As primary source material, the insight this material provides for the American evangelical movement through five decades is invaluable on many levels. The speakers include prominent Southern Baptist leaders, including such notables as Kenneth Chafin, Billy Graham, Dale Moody, Wayne Oates, and Stephen Olford. The subjects range widely, from internal Baptist concerns relating to baptism and dancing at Baptist colleges, the role of the church in an increasingly liberal society, missionaries working abroad, political involvement, and the role of women. Historians, researchers, scholars, and students, whether focusing on culture, the evangelical movement, gender, or religion, will gain new perspectives and understanding by having access to these previously unavailable materials.
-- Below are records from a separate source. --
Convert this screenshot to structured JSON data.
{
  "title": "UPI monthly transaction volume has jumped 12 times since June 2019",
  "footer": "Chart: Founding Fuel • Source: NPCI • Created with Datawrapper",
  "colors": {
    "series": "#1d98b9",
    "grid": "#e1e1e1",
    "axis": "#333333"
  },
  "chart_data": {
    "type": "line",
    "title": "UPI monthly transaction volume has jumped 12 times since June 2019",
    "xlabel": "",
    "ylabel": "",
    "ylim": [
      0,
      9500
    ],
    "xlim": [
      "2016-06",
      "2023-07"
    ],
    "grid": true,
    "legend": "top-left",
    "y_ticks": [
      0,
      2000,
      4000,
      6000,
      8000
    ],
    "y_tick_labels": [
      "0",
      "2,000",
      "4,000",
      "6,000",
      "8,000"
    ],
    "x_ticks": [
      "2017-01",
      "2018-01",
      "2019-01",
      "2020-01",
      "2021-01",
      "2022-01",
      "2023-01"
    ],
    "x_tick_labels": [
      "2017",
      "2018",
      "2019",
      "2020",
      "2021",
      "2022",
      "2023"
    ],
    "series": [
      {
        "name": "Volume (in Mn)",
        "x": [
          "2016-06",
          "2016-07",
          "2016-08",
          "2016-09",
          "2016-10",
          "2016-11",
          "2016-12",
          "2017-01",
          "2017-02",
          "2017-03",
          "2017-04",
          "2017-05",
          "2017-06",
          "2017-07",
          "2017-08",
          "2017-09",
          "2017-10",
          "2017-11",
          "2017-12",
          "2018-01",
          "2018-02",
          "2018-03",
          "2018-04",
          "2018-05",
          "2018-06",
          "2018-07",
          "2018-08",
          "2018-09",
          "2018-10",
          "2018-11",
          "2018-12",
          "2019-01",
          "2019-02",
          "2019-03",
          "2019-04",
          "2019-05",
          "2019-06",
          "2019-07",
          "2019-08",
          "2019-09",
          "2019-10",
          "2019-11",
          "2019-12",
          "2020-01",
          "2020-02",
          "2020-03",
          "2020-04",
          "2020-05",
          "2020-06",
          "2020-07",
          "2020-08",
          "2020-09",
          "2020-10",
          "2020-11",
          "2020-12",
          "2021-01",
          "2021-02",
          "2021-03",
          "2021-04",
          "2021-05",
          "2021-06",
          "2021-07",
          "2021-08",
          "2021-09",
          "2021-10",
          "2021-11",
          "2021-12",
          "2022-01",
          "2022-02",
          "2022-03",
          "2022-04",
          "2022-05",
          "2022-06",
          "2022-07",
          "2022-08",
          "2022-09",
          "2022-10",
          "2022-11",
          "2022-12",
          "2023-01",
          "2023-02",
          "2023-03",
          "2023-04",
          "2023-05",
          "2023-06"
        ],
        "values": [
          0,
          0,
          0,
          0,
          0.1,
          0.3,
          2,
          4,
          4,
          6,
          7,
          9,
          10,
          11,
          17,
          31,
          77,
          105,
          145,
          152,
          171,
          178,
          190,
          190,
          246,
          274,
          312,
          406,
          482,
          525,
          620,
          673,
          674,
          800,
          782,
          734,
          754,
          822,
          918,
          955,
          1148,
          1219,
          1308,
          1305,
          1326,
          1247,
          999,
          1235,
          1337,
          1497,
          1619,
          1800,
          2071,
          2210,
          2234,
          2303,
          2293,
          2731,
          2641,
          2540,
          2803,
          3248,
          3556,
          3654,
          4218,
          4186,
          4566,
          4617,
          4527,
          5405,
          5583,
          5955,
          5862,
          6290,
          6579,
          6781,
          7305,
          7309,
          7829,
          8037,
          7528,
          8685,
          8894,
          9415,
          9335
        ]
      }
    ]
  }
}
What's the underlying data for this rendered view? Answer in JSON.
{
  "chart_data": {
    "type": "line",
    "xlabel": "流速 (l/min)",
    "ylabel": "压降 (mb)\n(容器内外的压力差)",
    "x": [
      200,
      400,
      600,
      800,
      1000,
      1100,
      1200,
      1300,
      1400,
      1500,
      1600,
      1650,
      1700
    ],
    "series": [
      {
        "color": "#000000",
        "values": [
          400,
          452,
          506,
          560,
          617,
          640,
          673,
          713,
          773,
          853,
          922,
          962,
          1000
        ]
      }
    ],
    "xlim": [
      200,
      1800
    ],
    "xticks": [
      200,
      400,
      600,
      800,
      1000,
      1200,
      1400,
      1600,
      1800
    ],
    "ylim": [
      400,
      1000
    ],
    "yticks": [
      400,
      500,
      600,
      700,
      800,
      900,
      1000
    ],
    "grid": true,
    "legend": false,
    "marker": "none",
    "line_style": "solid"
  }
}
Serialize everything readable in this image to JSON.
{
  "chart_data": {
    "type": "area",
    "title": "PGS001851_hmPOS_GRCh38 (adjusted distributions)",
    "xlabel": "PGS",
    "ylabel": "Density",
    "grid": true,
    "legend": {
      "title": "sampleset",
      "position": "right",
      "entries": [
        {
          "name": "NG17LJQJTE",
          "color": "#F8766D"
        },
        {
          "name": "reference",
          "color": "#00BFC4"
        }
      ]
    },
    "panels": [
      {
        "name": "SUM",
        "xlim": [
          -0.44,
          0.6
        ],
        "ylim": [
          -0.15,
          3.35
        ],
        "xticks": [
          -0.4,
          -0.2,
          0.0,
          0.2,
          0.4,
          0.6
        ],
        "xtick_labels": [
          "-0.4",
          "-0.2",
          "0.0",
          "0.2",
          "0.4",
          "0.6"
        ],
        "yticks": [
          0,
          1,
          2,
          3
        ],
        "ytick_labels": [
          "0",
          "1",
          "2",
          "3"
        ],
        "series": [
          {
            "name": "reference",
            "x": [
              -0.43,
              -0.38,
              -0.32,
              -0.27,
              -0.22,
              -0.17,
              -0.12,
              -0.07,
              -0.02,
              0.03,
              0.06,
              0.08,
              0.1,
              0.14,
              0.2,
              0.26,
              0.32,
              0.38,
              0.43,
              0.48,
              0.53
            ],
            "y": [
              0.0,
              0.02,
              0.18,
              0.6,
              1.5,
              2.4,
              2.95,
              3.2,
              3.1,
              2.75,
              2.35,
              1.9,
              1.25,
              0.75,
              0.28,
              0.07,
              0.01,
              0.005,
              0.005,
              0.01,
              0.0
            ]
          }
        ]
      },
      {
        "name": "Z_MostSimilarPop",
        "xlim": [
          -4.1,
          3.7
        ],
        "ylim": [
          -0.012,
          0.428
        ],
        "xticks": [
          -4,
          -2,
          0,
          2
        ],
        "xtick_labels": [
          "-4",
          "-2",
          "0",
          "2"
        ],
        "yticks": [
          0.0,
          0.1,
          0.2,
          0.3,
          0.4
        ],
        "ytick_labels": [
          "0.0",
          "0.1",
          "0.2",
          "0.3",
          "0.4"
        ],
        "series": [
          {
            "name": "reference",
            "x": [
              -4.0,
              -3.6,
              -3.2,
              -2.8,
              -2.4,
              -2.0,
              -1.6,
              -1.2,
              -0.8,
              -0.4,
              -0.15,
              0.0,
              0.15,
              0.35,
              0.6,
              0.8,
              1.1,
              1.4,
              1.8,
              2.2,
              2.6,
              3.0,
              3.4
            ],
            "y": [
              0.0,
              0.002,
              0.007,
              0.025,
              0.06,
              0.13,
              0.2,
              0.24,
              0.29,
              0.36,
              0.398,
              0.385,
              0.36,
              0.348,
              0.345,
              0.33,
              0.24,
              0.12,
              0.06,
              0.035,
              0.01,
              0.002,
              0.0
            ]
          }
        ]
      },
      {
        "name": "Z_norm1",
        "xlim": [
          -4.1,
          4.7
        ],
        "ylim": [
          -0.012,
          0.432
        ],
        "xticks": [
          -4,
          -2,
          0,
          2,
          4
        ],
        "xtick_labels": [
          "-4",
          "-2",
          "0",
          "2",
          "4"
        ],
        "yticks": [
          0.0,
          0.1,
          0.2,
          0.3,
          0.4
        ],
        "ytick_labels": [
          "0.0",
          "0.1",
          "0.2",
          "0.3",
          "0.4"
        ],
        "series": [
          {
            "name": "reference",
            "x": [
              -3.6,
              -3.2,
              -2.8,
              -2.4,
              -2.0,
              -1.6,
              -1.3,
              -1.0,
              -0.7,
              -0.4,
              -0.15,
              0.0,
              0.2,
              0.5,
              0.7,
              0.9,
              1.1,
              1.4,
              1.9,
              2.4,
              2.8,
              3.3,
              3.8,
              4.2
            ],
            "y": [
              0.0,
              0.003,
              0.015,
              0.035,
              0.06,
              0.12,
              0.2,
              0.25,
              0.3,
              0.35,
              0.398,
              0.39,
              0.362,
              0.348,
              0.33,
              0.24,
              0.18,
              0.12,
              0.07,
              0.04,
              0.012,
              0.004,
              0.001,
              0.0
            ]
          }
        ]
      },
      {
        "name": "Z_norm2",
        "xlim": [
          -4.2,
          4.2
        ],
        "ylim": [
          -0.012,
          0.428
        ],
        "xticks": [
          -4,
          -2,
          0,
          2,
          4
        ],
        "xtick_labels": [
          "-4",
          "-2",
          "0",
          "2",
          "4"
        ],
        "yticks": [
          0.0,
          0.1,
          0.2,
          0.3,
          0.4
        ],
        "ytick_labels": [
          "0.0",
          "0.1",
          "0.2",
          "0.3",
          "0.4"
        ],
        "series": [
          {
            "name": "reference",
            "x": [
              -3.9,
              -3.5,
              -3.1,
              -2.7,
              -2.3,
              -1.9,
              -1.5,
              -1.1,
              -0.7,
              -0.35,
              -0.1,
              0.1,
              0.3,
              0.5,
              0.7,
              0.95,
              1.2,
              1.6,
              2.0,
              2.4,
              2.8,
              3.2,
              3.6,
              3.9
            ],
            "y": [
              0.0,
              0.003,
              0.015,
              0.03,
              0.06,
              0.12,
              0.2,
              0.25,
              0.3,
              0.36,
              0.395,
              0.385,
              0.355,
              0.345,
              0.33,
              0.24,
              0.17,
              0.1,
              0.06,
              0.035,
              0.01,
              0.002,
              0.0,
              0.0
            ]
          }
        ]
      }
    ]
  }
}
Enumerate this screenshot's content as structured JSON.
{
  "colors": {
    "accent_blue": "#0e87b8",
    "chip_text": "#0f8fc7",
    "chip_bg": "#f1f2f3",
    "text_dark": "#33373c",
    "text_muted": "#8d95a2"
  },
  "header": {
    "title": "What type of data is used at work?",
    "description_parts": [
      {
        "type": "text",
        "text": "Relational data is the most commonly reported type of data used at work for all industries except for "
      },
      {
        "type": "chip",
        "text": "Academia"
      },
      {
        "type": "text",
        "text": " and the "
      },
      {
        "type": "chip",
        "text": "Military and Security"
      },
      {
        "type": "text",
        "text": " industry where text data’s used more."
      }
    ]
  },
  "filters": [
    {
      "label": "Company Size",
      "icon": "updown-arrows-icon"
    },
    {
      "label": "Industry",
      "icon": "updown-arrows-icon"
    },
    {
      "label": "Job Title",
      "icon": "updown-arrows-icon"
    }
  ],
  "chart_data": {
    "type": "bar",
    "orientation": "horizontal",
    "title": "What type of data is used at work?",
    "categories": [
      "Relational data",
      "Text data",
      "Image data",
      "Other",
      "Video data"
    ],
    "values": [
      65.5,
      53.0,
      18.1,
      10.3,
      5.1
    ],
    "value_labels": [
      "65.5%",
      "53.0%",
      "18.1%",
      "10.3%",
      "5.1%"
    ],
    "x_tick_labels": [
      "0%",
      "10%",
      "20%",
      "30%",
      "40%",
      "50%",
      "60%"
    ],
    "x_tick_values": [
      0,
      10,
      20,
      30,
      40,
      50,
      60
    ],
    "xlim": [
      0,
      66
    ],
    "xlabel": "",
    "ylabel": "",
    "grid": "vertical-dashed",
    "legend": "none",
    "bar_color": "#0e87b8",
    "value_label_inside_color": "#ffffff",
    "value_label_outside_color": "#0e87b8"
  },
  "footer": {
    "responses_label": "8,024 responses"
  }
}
LSTA Digitized Church Records (2016)
(digitizing and metadata completed in-house; still needs Primo cataloging records created with links to online content)
This digital collection was made possible by a 2016 Library Services and Technology Act (LSTA) NC grant. It contains material on 118 North Carolina Baptist churches (some dating back to the 1700s) selected from our NC Baptist Historical Collection. Objects digitized include original records, photocopies of records, and microfilmed records. The collection may contain timelines of constitutional dates, associational memberships, and any name changes, divisions, or mergers the church may have gone through; newspaper clippings; brief historical sketches; lists of former and current pastors; church directories; and photographs.
All of our materials are available through our North Carolina Baptist Historical Collection Portal.
5 Comments on ‘Baptist Digitizing Projects (June 2022)’
Thank you for this impressive and valuable report on the Baptist digitizing projects.
Fantastic work everyone!
Kudos to everyone who worked on this project! Very impressive!
It’s rewarding work to maintain records of many of NC’s Baptist churches!
This is really impressive! Thanks for this report, Tanya.